Show me the money: Athletes get ready to sprint for cash after the London Olympics

featutres-sports-ads-200The fat lady – or at least the Spice Girls – may have sung out the London Olympics, but for many the closing ceremony was a starting gun.

For athletes hoping to make hay from their medals or memory-sticking moments, to businesses who helped build the Games infrastructure and want to use their brand association to further their fortunes, to Big Bash League teams dallying with Jamaican sprinters and sports bodies looking through the window at the autopsy into our performance and reaching out for the next wads of funding – this is the time coaches step out and the dealmakers go to work.

Athlete Sally Pearson cleared the first hurdle by winning the gold medal she was favoured for. Her cooking sessions in Coles aprons with Curtis Stone are just the cream. Manager Robert Joske, once the guiding force behind brand SR Waugh and still Simon Katich, heads into a period of renegotiations with her four blue chip sponsors, who already pay her, combined, in the region of $500,000.

It’s a different story for swimmer James Magnussen who missed out on a gold by the width of an apostrophe, elevating the CommBank’s Mr. T into the smartest guy in the room, making C-A and N out to be optimistically naive.

Anna Meares fell foul of the IOC sponsorship police before the Games with a TV and magazine spot for the Australian Mining Council but aside from them the Queenslander may struggle to find a niche, unless Bundy or Australian Women’s Weekly Cookbook picked up on her quote on return. When asked what she wanted, she replied “a rum and a lamington”.
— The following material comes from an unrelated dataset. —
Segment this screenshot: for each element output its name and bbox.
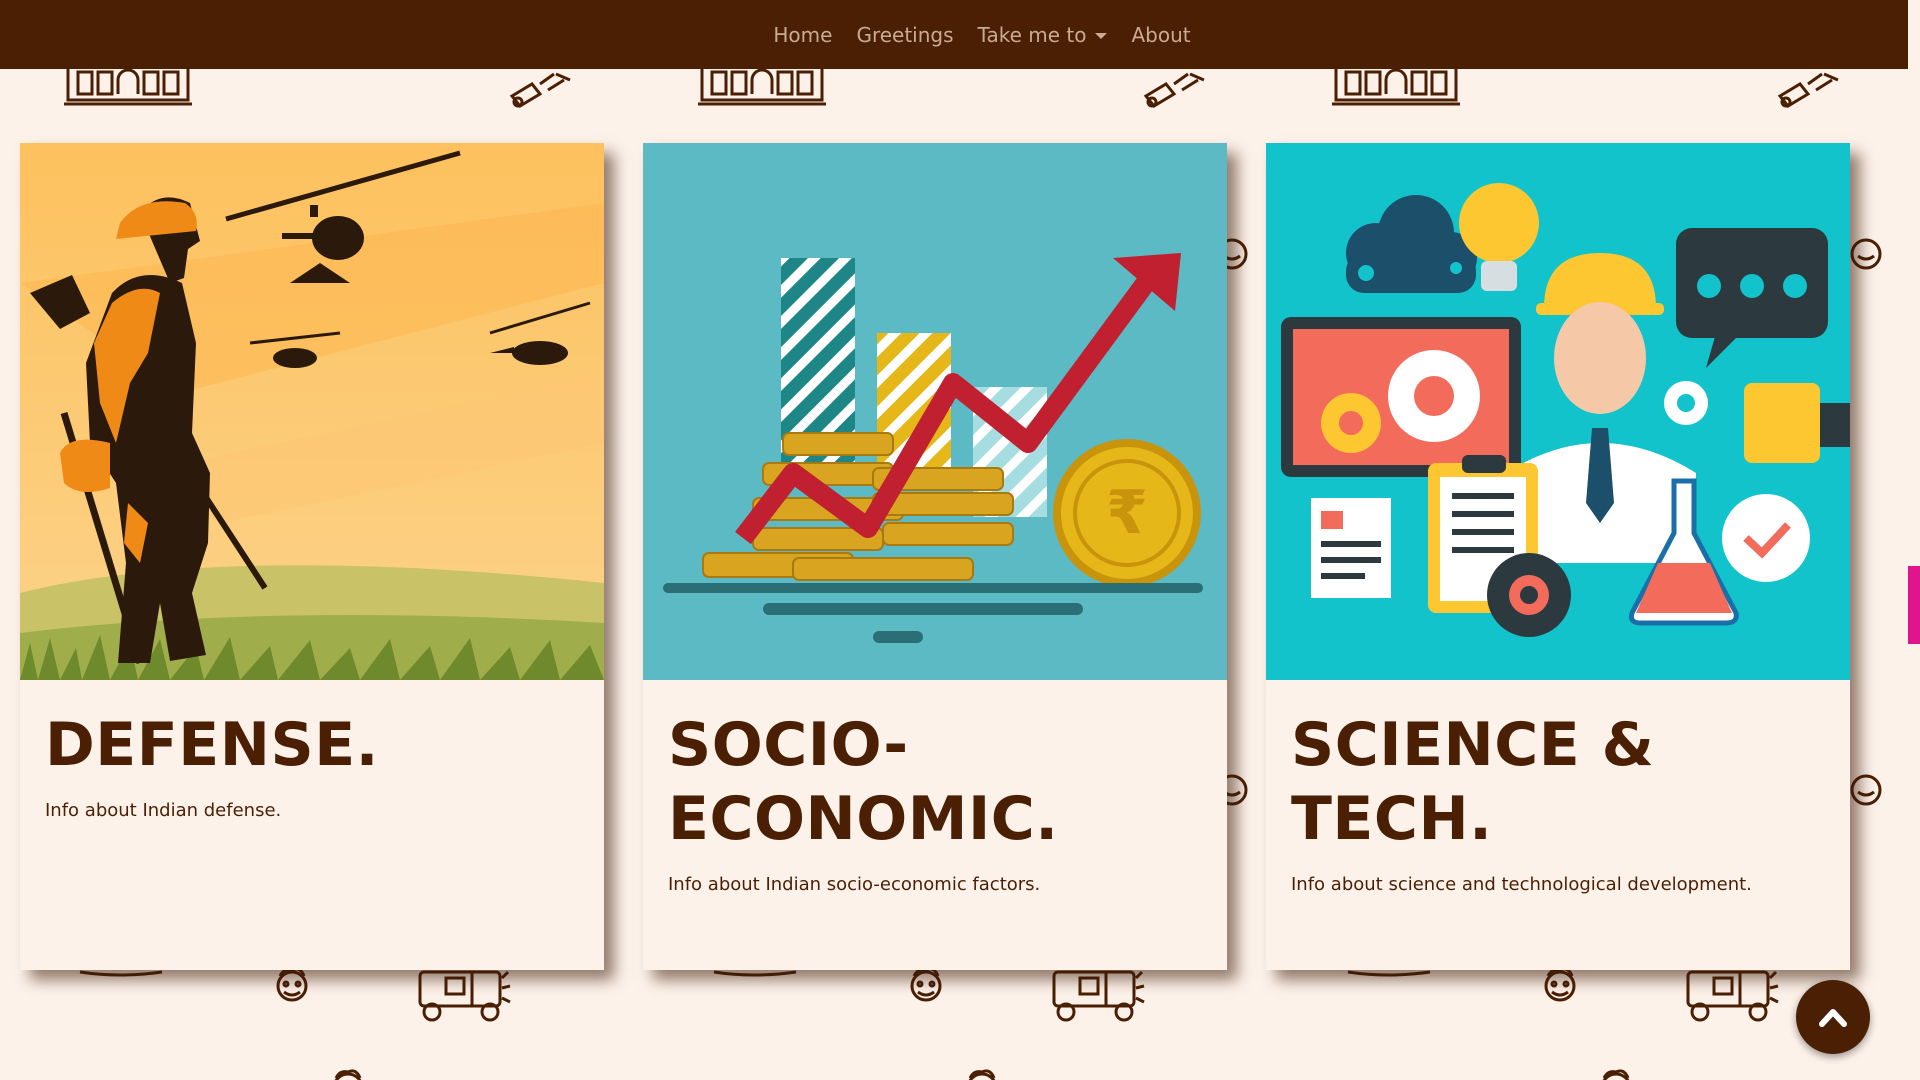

Joske has acknowledged that most Australian competitors, even gold medallists, who received a $20,000 award via the IOC, will return to an indifferent sponsorship marketplace, continuing a period of financial frustration for them.

London 2012 was touted as the Social Games. Athletes were eager to exploit the new technologies by cutting out the media middlemen and taking the role for themselves; becoming a direct channel to sell their sponsors’ wares direct to their adoring-slash-gullible public.

In this way they hoped to make themselves more valuable to existing and potential sponsors and secure a larger share of the riches the Games generates.

Many were frustrated to find the IOC rules stopped them doing that, although Usain Bolt managed some sneaky tweets about a fragrance peddled by Puma, a company that has paid him an estimated $24 million deal over three years. Some athletes are bigger than the Games.

For smaller fry, the official protection period for Olympic sponsors, covered by the now famous Rule 40 of the IOC participation agreement, ended yesterday (August 16), allowing athletes free reign to become salesmen.